“But it isn’t any fun any more. All I do is sit in the office and let the young fellows do the work. My future’s all cut out for me. I suppose I could get solemn and pompous and practice little private vices ... but there’s more in me than that.”
“Why dont you go into politics?”
“Why should I go up to Washington into that greasy backwater when I’m right on the spot where they give the orders? The terrible thing about having New York go stale on you is that there’s nowhere else. It’s the top of the world. All we can do is go round and round in a squirrel cage.”
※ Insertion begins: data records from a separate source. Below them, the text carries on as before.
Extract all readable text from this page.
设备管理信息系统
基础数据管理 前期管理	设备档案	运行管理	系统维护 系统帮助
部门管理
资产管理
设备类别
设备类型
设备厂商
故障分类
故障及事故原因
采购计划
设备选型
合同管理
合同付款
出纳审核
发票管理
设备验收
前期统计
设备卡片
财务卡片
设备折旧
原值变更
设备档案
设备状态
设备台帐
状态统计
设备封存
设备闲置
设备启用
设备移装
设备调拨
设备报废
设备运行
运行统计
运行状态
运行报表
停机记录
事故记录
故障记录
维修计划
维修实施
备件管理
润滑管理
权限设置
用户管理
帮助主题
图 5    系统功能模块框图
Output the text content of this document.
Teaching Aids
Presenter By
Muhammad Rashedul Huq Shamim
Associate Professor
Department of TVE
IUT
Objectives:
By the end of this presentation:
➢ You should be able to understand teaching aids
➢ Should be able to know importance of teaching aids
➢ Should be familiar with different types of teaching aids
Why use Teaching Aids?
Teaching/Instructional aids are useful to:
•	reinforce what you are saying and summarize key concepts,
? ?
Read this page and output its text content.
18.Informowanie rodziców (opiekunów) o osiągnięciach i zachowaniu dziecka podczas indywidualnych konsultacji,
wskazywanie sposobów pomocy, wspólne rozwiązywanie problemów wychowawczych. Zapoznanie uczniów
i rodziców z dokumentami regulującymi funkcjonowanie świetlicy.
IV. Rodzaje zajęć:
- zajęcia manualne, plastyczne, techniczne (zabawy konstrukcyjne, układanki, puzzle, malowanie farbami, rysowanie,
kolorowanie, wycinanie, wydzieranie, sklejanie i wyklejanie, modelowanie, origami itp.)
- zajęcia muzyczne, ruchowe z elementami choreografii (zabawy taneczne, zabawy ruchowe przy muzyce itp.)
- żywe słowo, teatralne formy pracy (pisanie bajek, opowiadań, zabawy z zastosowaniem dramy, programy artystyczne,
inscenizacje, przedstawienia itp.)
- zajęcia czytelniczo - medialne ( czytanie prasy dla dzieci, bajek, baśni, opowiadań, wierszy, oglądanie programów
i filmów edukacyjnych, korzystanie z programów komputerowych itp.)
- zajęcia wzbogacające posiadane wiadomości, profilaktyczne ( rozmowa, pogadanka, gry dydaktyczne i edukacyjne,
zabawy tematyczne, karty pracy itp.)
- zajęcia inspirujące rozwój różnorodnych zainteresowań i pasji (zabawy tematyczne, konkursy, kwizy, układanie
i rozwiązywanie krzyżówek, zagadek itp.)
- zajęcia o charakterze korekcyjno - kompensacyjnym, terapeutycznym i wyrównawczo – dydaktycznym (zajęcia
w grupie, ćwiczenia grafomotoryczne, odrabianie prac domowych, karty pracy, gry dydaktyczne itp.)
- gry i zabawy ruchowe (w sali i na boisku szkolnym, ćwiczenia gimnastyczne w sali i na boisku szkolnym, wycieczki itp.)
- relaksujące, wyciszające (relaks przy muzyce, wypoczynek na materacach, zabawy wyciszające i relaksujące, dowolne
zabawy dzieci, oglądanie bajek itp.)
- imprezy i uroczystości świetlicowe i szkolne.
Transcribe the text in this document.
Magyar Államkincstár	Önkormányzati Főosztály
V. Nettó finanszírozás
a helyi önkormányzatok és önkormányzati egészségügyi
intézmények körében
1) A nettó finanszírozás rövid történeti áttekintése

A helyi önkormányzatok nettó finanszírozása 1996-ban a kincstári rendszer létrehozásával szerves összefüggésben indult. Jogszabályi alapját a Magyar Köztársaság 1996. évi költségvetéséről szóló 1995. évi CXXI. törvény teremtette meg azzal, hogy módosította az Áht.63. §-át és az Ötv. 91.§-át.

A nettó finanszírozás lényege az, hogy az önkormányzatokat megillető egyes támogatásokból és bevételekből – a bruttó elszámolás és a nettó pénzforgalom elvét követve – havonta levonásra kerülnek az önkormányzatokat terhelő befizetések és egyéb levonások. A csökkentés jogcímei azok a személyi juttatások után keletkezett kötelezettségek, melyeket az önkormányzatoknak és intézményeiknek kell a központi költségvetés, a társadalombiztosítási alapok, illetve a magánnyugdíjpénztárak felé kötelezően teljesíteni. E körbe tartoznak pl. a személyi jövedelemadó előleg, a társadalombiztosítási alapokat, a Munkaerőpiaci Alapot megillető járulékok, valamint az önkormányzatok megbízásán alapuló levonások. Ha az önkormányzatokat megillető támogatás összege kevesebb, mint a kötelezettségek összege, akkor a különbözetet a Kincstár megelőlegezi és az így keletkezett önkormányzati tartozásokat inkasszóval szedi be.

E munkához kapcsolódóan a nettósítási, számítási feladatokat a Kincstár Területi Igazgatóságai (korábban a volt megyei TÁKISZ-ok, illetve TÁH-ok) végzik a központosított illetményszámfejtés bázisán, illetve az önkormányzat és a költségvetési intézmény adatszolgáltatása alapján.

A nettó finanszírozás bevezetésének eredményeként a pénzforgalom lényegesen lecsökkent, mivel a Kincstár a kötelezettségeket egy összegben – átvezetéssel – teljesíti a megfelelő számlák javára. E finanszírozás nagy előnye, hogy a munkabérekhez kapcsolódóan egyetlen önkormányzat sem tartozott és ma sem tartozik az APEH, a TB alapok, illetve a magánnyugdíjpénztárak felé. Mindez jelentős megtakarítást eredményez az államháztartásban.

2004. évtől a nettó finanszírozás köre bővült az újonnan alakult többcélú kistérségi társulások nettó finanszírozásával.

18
Ellen was watching the people in light summer clothes dancing on the waxed square of floor in the center; she caught sight of Tony Hunter’s oval pink and white face at a table on the far side of the room. Oglethorpe was not with him. Stan’s friend Herf sat with his back to her. She watched him laughing, his long rumpled black head poised a
little askew on a scraggly neck. The other two men she didn’t know.
“Who are you looking at?”
“Just some friends of Jojo’s.... I wonder how on earth they got way out here. It’s not exactly on that gang’s beat.”
“Always the way when I try to get away with something,” said Baldwin with a wry smile.
“I should say you’d done exactly what you wanted to all your life.”
“Oh Elaine if you’d only let me do what I want to now. I want you to let me make you happy. You’re such a brave little girl making your way all alone the way you do. By gad you are so full of love and mystery and glitter ...” He faltered, took a deep swallow of wine, went on with flushing face. “I feel like a schoolboy ... I’m making a fool of myself. Elaine I’d do anything in the world for you.”